L. Grover (Birmingham, GB)
University of BirminghamPresenter Of 1 Presentation
16.2.6 - Suspended manufacture as a method to produce complex tissue interfaces
Abstract
Purpose
Hydrogels are in many ways the perfect materials to support tissue growth. They typically consist of a high volume of water (approximately 99%) and can form through relatively mild physical changes or chemical reactions. One of the major issues with hydrogels, however, is that they are typically relatively weak and are liquid up to the point of gelation. As a consequence, they are very challenging to fabricate in elaborate morphologies. We have addressed this problem by suspending hydrogel structures within a self-healing structured gel material that provides support to the hydrogel during the gelation process (see figure). In this abstract we report on how we have used this suspended manufacture process to produce 3D structures that consist of multiple cells types.
Methods and Materials
We created an osteochondral defect in a harvested tibial plateau. The defect was subsequently CT scanned and a CAD model of the defect was created.
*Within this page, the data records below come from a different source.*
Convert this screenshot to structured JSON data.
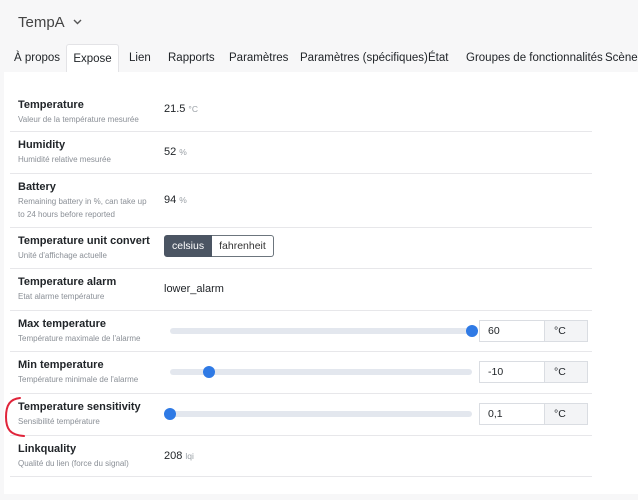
{
  "header": {
    "title": "TempA",
    "chevron_icon": "chevron-down-icon"
  },
  "tabs": [
    {
      "label": "À propos",
      "active": false
    },
    {
      "label": "Expose",
      "active": true
    },
    {
      "label": "Lien",
      "active": false
    },
    {
      "label": "Rapports",
      "active": false
    },
    {
      "label": "Paramètres",
      "active": false
    },
    {
      "label": "Paramètres (spécifiques)",
      "active": false
    },
    {
      "label": "État",
      "active": false
    },
    {
      "label": "Groupes de fonctionnalités",
      "active": false
    },
    {
      "label": "Scène",
      "active": false
    }
  ],
  "rows": {
    "temperature": {
      "label": "Temperature",
      "desc": "Valeur de la température mesurée",
      "value": "21.5",
      "unit": "°C"
    },
    "humidity": {
      "label": "Humidity",
      "desc": "Humidité relative mesurée",
      "value": "52",
      "unit": "%"
    },
    "battery": {
      "label": "Battery",
      "desc_line1": "Remaining battery in %, can take up",
      "desc_line2": "to 24 hours before reported",
      "value": "94",
      "unit": "%"
    },
    "unit_convert": {
      "label": "Temperature unit convert",
      "desc": "Unité d'affichage actuelle",
      "options": [
        "celsius",
        "fahrenheit"
      ],
      "selected": "celsius"
    },
    "alarm": {
      "label": "Temperature alarm",
      "desc": "Etat alarme température",
      "value": "lower_alarm"
    },
    "max_temp": {
      "label": "Max temperature",
      "desc": "Température maximale de l'alarme",
      "value": "60",
      "unit": "°C",
      "slider_fraction": 1.0
    },
    "min_temp": {
      "label": "Min temperature",
      "desc": "Température minimale de l'alarme",
      "value": "-10",
      "unit": "°C",
      "slider_fraction": 0.13
    },
    "sensitivity": {
      "label": "Temperature sensitivity",
      "desc": "Sensibilité température",
      "value": "0,1",
      "unit": "°C",
      "slider_fraction": 0.0
    },
    "linkquality": {
      "label": "Linkquality",
      "desc": "Qualité du lien (force du signal)",
      "value": "208",
      "unit": "lqi"
    }
  },
  "colors": {
    "accent": "#2f7ae5",
    "annotation": "#e0243a",
    "selected_button": "#4b5563"
  }
}
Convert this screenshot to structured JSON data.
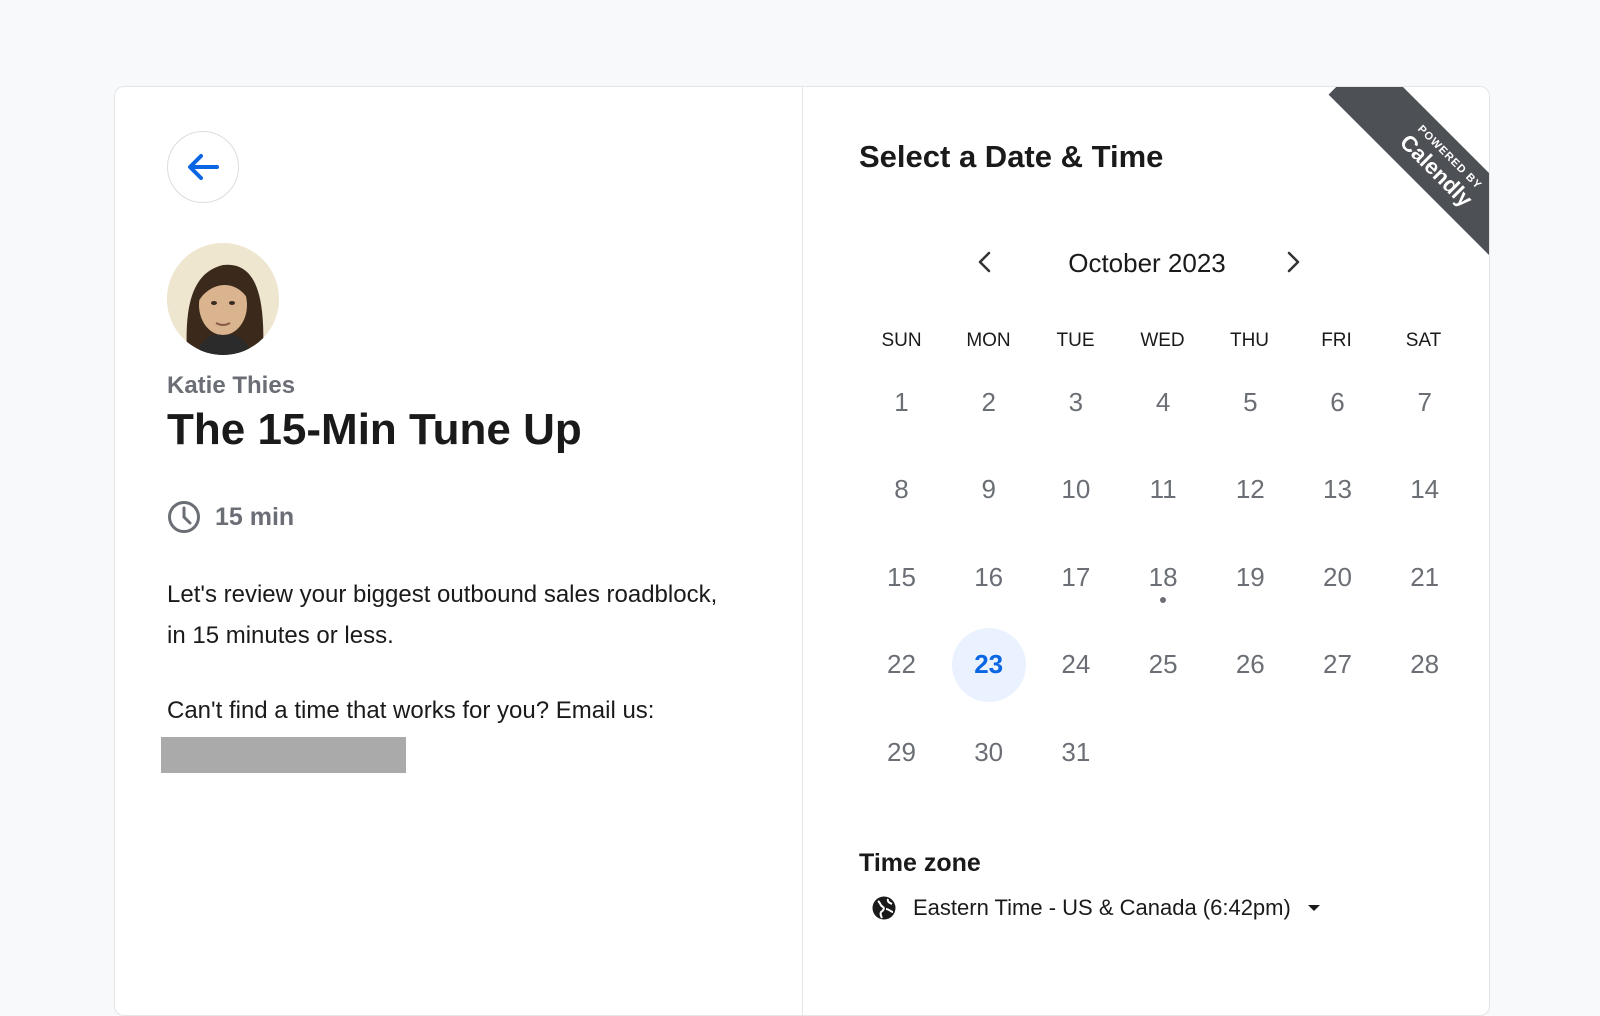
{
  "left": {
    "back_icon": "arrow-left-icon",
    "host_name": "Katie Thies",
    "event_title": "The 15-Min Tune Up",
    "duration_icon": "clock-icon",
    "duration": "15 min",
    "description": "Let's review your biggest outbound sales roadblock, in 15 minutes or less.",
    "contact_text": "Can't find a time that works for you? Email us:"
  },
  "right": {
    "section_title": "Select a Date & Time",
    "ribbon": {
      "small": "POWERED BY",
      "brand": "Calendly"
    },
    "month_label": "October 2023",
    "weekdays": [
      "SUN",
      "MON",
      "TUE",
      "WED",
      "THU",
      "FRI",
      "SAT"
    ],
    "days": [
      "1",
      "2",
      "3",
      "4",
      "5",
      "6",
      "7",
      "8",
      "9",
      "10",
      "11",
      "12",
      "13",
      "14",
      "15",
      "16",
      "17",
      "18",
      "19",
      "20",
      "21",
      "22",
      "23",
      "24",
      "25",
      "26",
      "27",
      "28",
      "29",
      "30",
      "31"
    ],
    "selected_day": "23",
    "today_marker_day": "18",
    "timezone_title": "Time zone",
    "timezone_value": "Eastern Time - US & Canada (6:42pm)"
  },
  "colors": {
    "accent": "#0b66e4",
    "selected_bg": "#eaf2ff",
    "ribbon": "#4d5055",
    "muted_text": "#6b6f75"
  }
}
Cells were isolated from the cartilage and bone within the core and expanded before being deposited with a gellan reproduction of the defect (boney section was augmented with nanocrystalline HA) using the suspended manufacuring process with the CAD model. The plug was then reinserted into the defect and cultured for 28 days before characterisation with respect to physicochemical properties and the phenotype of the encapsulated cells.
Results
The plug that was manufactured using the suspended manfacturing process was robust and could be handled and reinserted into the defect without fragmentation. On retrieval from the gellan, the cells deposited within the cartilaginous region of the construct retained their chondrogenic phenotype (ACAN and Coll II expression) and those in the boney region maintained an osteoblastic phenotype (see figure).
Conclusion
We succsesfully demonstrated that suspended manufacture can create complex multicellular structures and that these structures could support maintenance of both osteoblastic and chondrogenic phenotypes in spatially defined regions.